MicroRNA-28-5p regulates glioma cell proliferation, invasion and migration by targeting SphK1.

Abstract

MicroRNAs (miRNAs) are a conserved class of endogenous and short non-coding RNAs that post-transcriptionally regulate the expression of genes involved in diverse cellular processes. MiR-28-5p has been reported to be associated with several cancers, including human glioma. However, the roles of miR-28-5p in glioma development are poorly understood. Sixteen human glioma tissues and paired adjacent normal tissues were acquired through the Gansu Provincial Hospital. We performed quantitative Real Time-Polymerase Chain Reaction (qRT-PCR) to detect the miR-28-5p expression between 16 paired adjacent normal and glioma tissues, as well as the miR-28-5p expression between normal human astrocytes cells and five glioma cell lines. To examine the functional roles of the downregulated miR-28-5p in glioma, cell viability and colony formation assays were performed for the analysis of cell growth. We overexpressed miR-28-5p by transient transfection of miRNAs mimics and performed the transwell Matrigel invasion assay and transwell migration (without Matrigel) assay. To investigate the roles of miR-28-5p in SphK1 expression, Western blot and Real Time-Polymerase Chain Reaction assays were performed. In this work, we demonstrated that miR-28-5p is downregulated in glioma tissues compared to the adjacent normal tissues. Functional studies showed that miR-28-5p overexpression inhibited the cell viability, colony formation and proliferation; meanwhile, it induced the cell apoptosis. The transwell invasion assay indicated that miR-28-5p blocked the invasion and migration of glioma cells. SphK1 (Sphingosine kinase 1 antibody) is predicted as a targeted candidate of miR-28-5p.
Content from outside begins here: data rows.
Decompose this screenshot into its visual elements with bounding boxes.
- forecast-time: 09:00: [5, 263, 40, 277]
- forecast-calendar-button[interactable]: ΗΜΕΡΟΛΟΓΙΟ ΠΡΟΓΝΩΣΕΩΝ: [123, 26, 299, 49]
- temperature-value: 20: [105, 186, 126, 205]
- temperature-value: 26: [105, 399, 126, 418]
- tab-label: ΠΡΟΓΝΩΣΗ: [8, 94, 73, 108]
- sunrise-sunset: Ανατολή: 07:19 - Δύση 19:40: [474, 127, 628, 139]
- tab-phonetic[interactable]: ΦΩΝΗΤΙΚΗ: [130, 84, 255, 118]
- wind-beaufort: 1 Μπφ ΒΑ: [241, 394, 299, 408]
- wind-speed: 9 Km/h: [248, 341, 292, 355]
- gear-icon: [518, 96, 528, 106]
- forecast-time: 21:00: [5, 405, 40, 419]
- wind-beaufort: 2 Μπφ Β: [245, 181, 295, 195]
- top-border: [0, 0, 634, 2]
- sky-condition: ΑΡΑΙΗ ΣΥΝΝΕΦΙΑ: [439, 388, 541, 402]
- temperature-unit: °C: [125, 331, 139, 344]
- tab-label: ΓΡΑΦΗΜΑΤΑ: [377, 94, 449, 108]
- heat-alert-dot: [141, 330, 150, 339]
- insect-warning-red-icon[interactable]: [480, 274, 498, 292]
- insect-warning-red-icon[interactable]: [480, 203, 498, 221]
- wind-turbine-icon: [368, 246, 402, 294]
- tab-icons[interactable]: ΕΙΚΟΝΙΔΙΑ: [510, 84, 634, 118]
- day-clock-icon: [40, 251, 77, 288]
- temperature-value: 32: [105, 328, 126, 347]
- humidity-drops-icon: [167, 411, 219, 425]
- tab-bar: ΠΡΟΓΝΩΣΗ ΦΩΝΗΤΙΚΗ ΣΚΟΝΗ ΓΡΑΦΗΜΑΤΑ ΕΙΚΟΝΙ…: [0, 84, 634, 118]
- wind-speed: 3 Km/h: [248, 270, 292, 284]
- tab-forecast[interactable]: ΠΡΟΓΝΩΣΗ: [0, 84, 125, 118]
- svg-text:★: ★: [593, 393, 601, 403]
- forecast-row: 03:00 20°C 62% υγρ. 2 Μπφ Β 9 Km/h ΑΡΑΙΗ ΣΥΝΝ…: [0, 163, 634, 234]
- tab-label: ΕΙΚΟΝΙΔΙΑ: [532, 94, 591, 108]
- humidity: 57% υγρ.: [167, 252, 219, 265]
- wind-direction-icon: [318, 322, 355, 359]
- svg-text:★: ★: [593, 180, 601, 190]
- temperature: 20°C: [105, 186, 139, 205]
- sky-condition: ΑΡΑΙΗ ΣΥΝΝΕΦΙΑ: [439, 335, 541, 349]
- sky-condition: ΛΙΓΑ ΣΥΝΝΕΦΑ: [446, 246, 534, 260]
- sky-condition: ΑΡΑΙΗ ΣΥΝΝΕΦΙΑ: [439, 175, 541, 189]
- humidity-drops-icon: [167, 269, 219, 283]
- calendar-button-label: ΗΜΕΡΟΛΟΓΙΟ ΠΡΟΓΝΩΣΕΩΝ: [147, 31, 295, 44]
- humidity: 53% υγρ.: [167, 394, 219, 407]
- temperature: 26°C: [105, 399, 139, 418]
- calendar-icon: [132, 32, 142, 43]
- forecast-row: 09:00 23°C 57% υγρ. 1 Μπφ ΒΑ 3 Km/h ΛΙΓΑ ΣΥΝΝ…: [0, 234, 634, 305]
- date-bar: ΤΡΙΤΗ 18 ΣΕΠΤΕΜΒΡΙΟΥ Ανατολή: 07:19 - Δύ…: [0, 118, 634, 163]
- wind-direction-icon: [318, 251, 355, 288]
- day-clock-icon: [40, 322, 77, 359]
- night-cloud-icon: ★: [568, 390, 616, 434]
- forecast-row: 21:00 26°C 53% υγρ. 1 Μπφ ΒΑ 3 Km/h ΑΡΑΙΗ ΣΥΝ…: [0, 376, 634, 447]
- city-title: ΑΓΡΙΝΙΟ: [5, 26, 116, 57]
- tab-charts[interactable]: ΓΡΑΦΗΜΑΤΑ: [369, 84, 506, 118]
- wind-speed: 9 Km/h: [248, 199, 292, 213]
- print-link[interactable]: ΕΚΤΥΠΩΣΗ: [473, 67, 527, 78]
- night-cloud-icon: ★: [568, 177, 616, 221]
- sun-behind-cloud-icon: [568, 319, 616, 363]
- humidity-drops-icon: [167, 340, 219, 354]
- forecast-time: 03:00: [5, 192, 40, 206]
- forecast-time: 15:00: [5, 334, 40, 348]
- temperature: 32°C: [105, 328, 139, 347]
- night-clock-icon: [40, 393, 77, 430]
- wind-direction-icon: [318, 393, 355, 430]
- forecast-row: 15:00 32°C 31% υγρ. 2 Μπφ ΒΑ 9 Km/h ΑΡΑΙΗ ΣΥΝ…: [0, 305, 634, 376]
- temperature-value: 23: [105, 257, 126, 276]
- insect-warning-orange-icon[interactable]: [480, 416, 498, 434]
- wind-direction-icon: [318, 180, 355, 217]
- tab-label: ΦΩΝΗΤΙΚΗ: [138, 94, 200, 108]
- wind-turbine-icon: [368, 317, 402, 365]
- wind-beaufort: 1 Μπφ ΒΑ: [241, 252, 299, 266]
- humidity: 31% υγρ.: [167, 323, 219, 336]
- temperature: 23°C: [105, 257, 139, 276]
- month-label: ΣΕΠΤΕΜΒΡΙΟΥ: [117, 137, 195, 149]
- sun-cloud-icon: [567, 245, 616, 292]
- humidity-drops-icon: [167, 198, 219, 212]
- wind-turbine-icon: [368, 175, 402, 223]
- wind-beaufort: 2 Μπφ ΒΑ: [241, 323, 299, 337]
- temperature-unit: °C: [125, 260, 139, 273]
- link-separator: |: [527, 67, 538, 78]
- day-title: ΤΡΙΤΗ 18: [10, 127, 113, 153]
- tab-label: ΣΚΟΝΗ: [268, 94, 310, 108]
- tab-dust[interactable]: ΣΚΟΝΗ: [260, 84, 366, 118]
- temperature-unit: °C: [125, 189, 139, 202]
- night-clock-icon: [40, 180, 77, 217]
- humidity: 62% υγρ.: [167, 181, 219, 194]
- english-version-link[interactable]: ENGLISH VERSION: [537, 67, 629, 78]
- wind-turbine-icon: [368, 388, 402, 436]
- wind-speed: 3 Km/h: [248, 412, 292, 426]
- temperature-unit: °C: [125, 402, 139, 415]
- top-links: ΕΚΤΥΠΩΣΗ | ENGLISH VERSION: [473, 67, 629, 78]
Then, the Luciferase reporter assay, Western blot and Real Time-Polymerase Chain Reaction (PCR) validated that miR-28-5p negatively regulated SphK1 expression by directly targeting its 3'untranslated regions (3'UTR) in U87 cells. Furthermore, rescue assay suggested that overexpression of SphK1 without its 3'UTR could prevent the miR-28-5p from inducing the inhibition of glioma tumor cells. Our findings showed that miR-28-5p could suppress the growth, invasion and migration of glioma cells by suppressing the SphK1 expression. The results demonstrated that miR-28-5p might serve as an important potential therapeutic target for glioma.